Try to re-soften water by removing the minerals.
Rainwater harvesting is the best solution but there are many ways to remove these minerals. Traditional way is to boil the water. Boiling precipitates temporary hardness which can be filtered by a cloth. This is an energy extensive process.
Using RO water This is also energy extensive process unless we use solar RO plants to provide soft and clean water.
Use of water softeners-
Water softeners use a resin which exchanges Calcium and Magnesium ions in the water with Sodium ions. This water is then called soft water falsely as it still contains minerals. This water is good for plumbing and bathroom tiles and washing clothes but as it contains Sodium it is still very alkaline and not good for skin and hair. In my travels abroad I have seen houses having a small water softening plant in the basement for “soft water” in all the taps. It’s mainly to decrease plumbing issues.
What is then a universal method to get water which is harmless for skin and hair?

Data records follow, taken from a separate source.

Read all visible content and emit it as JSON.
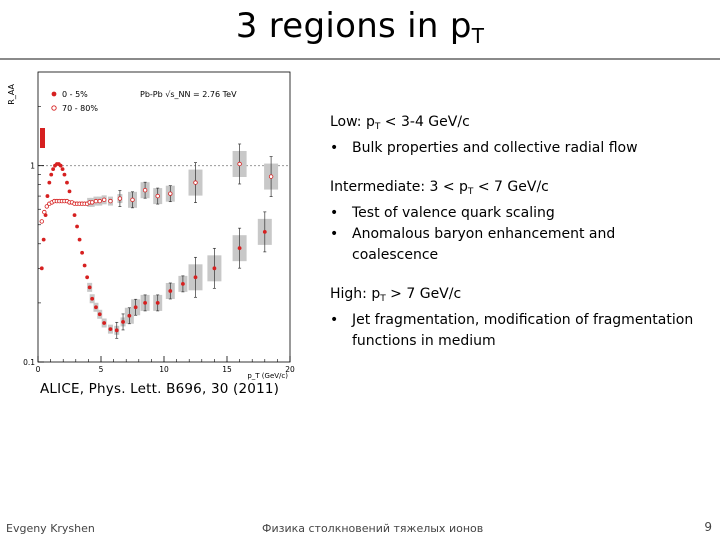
{
  "slide": {
    "title_main": "3 regions in p",
    "title_sub": "T",
    "reference": "ALICE, Phys. Lett. B696, 30 (2011)",
    "footer_author": "Evgeny Kryshen",
    "footer_title": "Физика столкновений тяжелых ионов",
    "page_number": "9"
  },
  "regions": {
    "low": {
      "heading_prefix": "Low: p",
      "heading_sub": "T",
      "heading_suffix": " < 3-4 GeV/c",
      "bullets": [
        "Bulk properties and collective radial flow"
      ]
    },
    "intermediate": {
      "heading_prefix": "Intermediate: 3 < p",
      "heading_sub": "T",
      "heading_suffix": " < 7 GeV/c",
      "bullets": [
        "Test of valence quark scaling",
        "Anomalous baryon enhancement and coalescence"
      ]
    },
    "high": {
      "heading_prefix": "High: p",
      "heading_sub": "T",
      "heading_suffix": " > 7 GeV/c",
      "bullets": [
        "Jet fragmentation, modification of fragmentation functions in medium"
      ]
    }
  },
  "chart_data": {
    "type": "scatter",
    "ylabel": "R_AA",
    "xlabel": "p_T (GeV/c)",
    "collision_label": "Pb-Pb  √s_NN = 2.76 TeV",
    "x_ticks": [
      "0",
      "5",
      "10",
      "15",
      "20"
    ],
    "y_ticks": [
      "0.1",
      "1"
    ],
    "xlim": [
      0,
      20
    ],
    "ylim": [
      0.1,
      3
    ],
    "y_scale": "log",
    "series": [
      {
        "name": "0 - 5%",
        "color": "#d62020",
        "x": [
          0.3,
          0.45,
          0.6,
          0.75,
          0.9,
          1.05,
          1.2,
          1.35,
          1.5,
          1.65,
          1.8,
          1.95,
          2.1,
          2.3,
          2.5,
          2.7,
          2.9,
          3.1,
          3.3,
          3.5,
          3.7,
          3.9,
          4.1,
          4.3,
          4.6,
          4.9,
          5.25,
          5.75,
          6.25,
          6.75,
          7.25,
          7.75,
          8.5,
          9.5,
          10.5,
          11.5,
          12.5,
          14,
          16,
          18
        ],
        "y": [
          0.3,
          0.42,
          0.56,
          0.7,
          0.82,
          0.9,
          0.96,
          1.0,
          1.02,
          1.02,
          1.0,
          0.96,
          0.9,
          0.82,
          0.74,
          0.65,
          0.56,
          0.49,
          0.42,
          0.36,
          0.31,
          0.27,
          0.24,
          0.21,
          0.19,
          0.175,
          0.158,
          0.147,
          0.145,
          0.16,
          0.172,
          0.19,
          0.2,
          0.2,
          0.23,
          0.25,
          0.27,
          0.3,
          0.38,
          0.46
        ]
      },
      {
        "name": "70 - 80%",
        "color": "#d62020",
        "x": [
          0.3,
          0.5,
          0.7,
          0.9,
          1.1,
          1.3,
          1.5,
          1.7,
          1.9,
          2.1,
          2.3,
          2.5,
          2.7,
          2.9,
          3.1,
          3.3,
          3.5,
          3.7,
          3.9,
          4.1,
          4.3,
          4.6,
          4.9,
          5.25,
          5.75,
          6.5,
          7.5,
          8.5,
          9.5,
          10.5,
          12.5,
          16,
          18.5
        ],
        "y": [
          0.52,
          0.58,
          0.62,
          0.64,
          0.65,
          0.66,
          0.66,
          0.66,
          0.66,
          0.66,
          0.66,
          0.65,
          0.65,
          0.64,
          0.64,
          0.64,
          0.64,
          0.64,
          0.64,
          0.65,
          0.65,
          0.66,
          0.66,
          0.67,
          0.66,
          0.68,
          0.67,
          0.75,
          0.7,
          0.72,
          0.82,
          1.02,
          0.88
        ]
      }
    ],
    "legend_position": "top-left"
  }
}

I was fed up by using expensive bottled water or continuously recharging water softeners. We get bore well water and I stay in an apartment where we have to use water softeners individually for each outlet. I was also fed up with cotton clothes getting brittle with tiny holes in them and later getting torn easily. I spent a lot on hair serums and hi-fi shampoos but the frizz kept on increasing. Running from one trichologist to another .
Searching through web I found an old chain of comments in a homemaker’s forum from the state of Arizona, USA which is known for very hard water.
The answer was not in removing water hardness but rendering it ineffective. They had used a combination of chelating (binding) agents harmless and easily available in kitchen to bind the hardness and reduce the alkalinity of water to be suitable for skin and hair. First thought would go to Apple Cider Vinegar (ACV) but Apple Cider Vinegar rinses do NOT remove hard water minerals already dried on the hair from a previous wash, they just keep new minerals from sticking to the hair.
These two important chemicals are Citric acid and Ascorbic acid. Citric acid is used in food canning and available in grocery stores and ascorbic acid is available with chemists. These two are the harmless and best chelating agents to bind the water hardness.
Though these chemicals are available but measuring the right ratio of them is difficult without scientific balance. Thankfully nature has provided a source where they are present in correct proportion. Which is a whole lemon/lime.
The recipe is to add a tiny amount of Citric Acid powder and Ascorbic Acid (Vitamin C) powder to tap water you will be using to wash/rinse your hair. Citric acid on its own can also remove chlorine/chloramine. This water gives a very good lather and cleanse well. Many shampoos and soaps have included citric acid and EDTA (synthetic water softener) to produce lather in hard water. But the rinsing water too needs to be soft otherwise hardness will stick to clean hairs again.
Since I don’t have patience to weigh accurate powders I juice a full lemon (rind also) in grinder and mix it in 2 buckets of water and let it sit for 5 minutes. Even for water coming out of softeners. What I get is wonderfully smelling and completely soft water to bathe in. Sometimes I store used lemon rinds and grind them all in water. Essential oils in lemon rinds are very good for skin problems and body odor. I use lemon and orange peel juiced in the last cycle of washing clothes and now they are again soft. Vinegar wash is also good for clothes.
This tip was accidentally given to me by a trichologist of a renowned homeopathic chain of clinics. I held on to it and it gave me freedom from life long hair medication which I was undergoing.
If problems are free so are the solutions…..
4 thoughts on “Eco-friendly Way to Deal With Hard Water”
very good options esplly in Bangalore where water quality isnt that good 🙂
Hope it will help.
Thanks for sharing. We have not used water softeners so far. I shall definitely try your tip and hopefully see a good results.